Mario Grande |
El viernes 28 de noviembre pasado, el escritor y traductor español Mario Grande publicó el siguiente artículo en El Trujamán.
Traducción y censura: modalidades
El daño infligido por esta forma de censura es incalculable. Es el pozo sin fondo de las traducciones condenadas a la no-existencia, como buena parte de la literatura escrita por mujeres o en los pueblos antaño colonizados. El idolatrado «canon» literario tiene uno de sus basamentos en esta muda y clamorosa ausencia, que también forma parte de la realidad, sesgándola, deformándola.
Supresiones propiamente dichas las hay muy famosas. Entre ellas, la traducción al inglés de Le deuxième sexe (1949) de Simone de Beauvoir, perpetrada en 1952 por Howard Parshley. Las supresiones, fruto de la ideología patriarcal y misógina del traductor, fueron de tal calibre que desvirtuaron el pensamiento de la filósofa francesa y provocaron serios malentendidos entre feministas de ambos lados del Atlántico. No es casual que la crítica de la traducción de Parshley haya procedido de medios feministas, como ha puesto de relieve Olga Castro. Han tenido que pasar casi sesenta años para poder contar con una traducción aceptable al inglés.
Otro ejemplo llamativo es el de la obra poética de Ausiàs March. Publicada en 1539, ochenta años después de su muerte, bien que incompleta, no fue traducida por Jorge de Montemayor hasta 1579. La traducción excluyó lastornades de los poemas porque las senyals que celaban los nombres de las damas ofendían el buen gusto inquisitorial. Debían de resultar demasiado promiscua, explícita y carnal la expresión de los sentimientos del gran poeta.
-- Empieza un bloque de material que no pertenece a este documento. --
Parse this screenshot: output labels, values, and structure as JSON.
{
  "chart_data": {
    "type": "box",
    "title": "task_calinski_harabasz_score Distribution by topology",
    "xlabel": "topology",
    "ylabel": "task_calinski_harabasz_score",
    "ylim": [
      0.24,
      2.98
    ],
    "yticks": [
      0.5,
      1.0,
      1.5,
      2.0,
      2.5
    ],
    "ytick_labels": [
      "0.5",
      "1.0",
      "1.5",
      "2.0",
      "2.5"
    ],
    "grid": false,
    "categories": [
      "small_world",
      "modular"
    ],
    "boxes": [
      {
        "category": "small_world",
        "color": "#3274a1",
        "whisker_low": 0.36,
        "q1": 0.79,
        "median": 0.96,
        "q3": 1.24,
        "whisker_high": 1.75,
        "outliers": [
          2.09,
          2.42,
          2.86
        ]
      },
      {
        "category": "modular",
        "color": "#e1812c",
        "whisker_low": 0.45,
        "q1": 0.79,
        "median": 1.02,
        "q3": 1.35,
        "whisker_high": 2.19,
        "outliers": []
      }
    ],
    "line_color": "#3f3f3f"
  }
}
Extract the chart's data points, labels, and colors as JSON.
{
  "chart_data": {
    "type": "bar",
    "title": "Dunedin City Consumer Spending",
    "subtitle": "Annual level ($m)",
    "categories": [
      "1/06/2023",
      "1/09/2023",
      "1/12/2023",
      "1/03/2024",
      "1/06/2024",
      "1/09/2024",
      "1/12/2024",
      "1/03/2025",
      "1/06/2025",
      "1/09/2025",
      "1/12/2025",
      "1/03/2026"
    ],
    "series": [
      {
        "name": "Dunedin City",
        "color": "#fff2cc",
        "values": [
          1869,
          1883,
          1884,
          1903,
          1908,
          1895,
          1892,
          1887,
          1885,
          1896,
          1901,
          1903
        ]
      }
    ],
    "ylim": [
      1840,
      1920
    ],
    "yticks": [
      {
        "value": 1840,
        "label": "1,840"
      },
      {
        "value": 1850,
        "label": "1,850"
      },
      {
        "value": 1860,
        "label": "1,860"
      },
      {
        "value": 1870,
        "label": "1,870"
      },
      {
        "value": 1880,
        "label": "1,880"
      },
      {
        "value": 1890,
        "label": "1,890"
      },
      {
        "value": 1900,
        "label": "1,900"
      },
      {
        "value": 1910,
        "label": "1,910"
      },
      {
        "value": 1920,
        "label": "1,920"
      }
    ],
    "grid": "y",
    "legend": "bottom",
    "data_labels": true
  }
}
El daño de aquella censura también fue incalculable: cerró la vía a una singular expresión literaria de la búsqueda del amor, superadora de la sequedad de los cancioneros, las convenciones poéticas del amor cortés y la imitación de Petrarca. Hubo que esperar al siglo xx para que su obra fuera traducida sin cortes.
Al traducir Sakuntala al inglés, William Jones aligeró el texto de toda alusión al sudor, que hería la sensibilidad victoriana. Lo malo es que en el original el sudor no aludía a esfuerzo ni a higiene, sino a excitación sexual, con lo que el texto perdía un referente cultural considerable. Sweat quedaba restringido a los animales, para las mujeres se empleaba glow. Algo semejante sucedió con la traducción y adaptación de los versos de Omar Khayyam al inglés, considerada necesaria para otorgarles la belleza de la que, supuestamente, carecían en la lengua original, el persa. Ya lo había dicho Montesquieu: «¿Cómo se puede ser persa?»
Del mismo modo, en época medieval los textos de procedencia oriental se incorporaron al ruso antiguo a través de traducciones al latín, el griego y el eslavónico, en las que Alejandro Magno o Buda aparecen transmutados en santos cristianos por obra y gracia del filtro purificador de las lenguas cultas.
Aminata Traoré, exministra de Cultura de Mali, acuñó el término «violación del imaginario» para el fenómeno colonial cuya resultante es «la imagen de uno y de su lugar en el mundo construida conforme a deseos y discursos ajenos». Aplicado desde hace siglos mediante la traducción autoritaria de toponimia y panteón allí donde llegaban los conquistadores europeos. En el caso de los albores del México colonial, Bernardino de Sahagún justificaba la imposición porque sus habitantes vivían «en el error» y era preciso combatir el «delito de paliación de la idolatría». Por eso dioses y templos hubieron de ceder ante el oportuno hallazgo de nuevas devociones en el mismo sitio.
No es agua pasada, sino una noria. Cada texto censurado habrá que volverlo a traducir.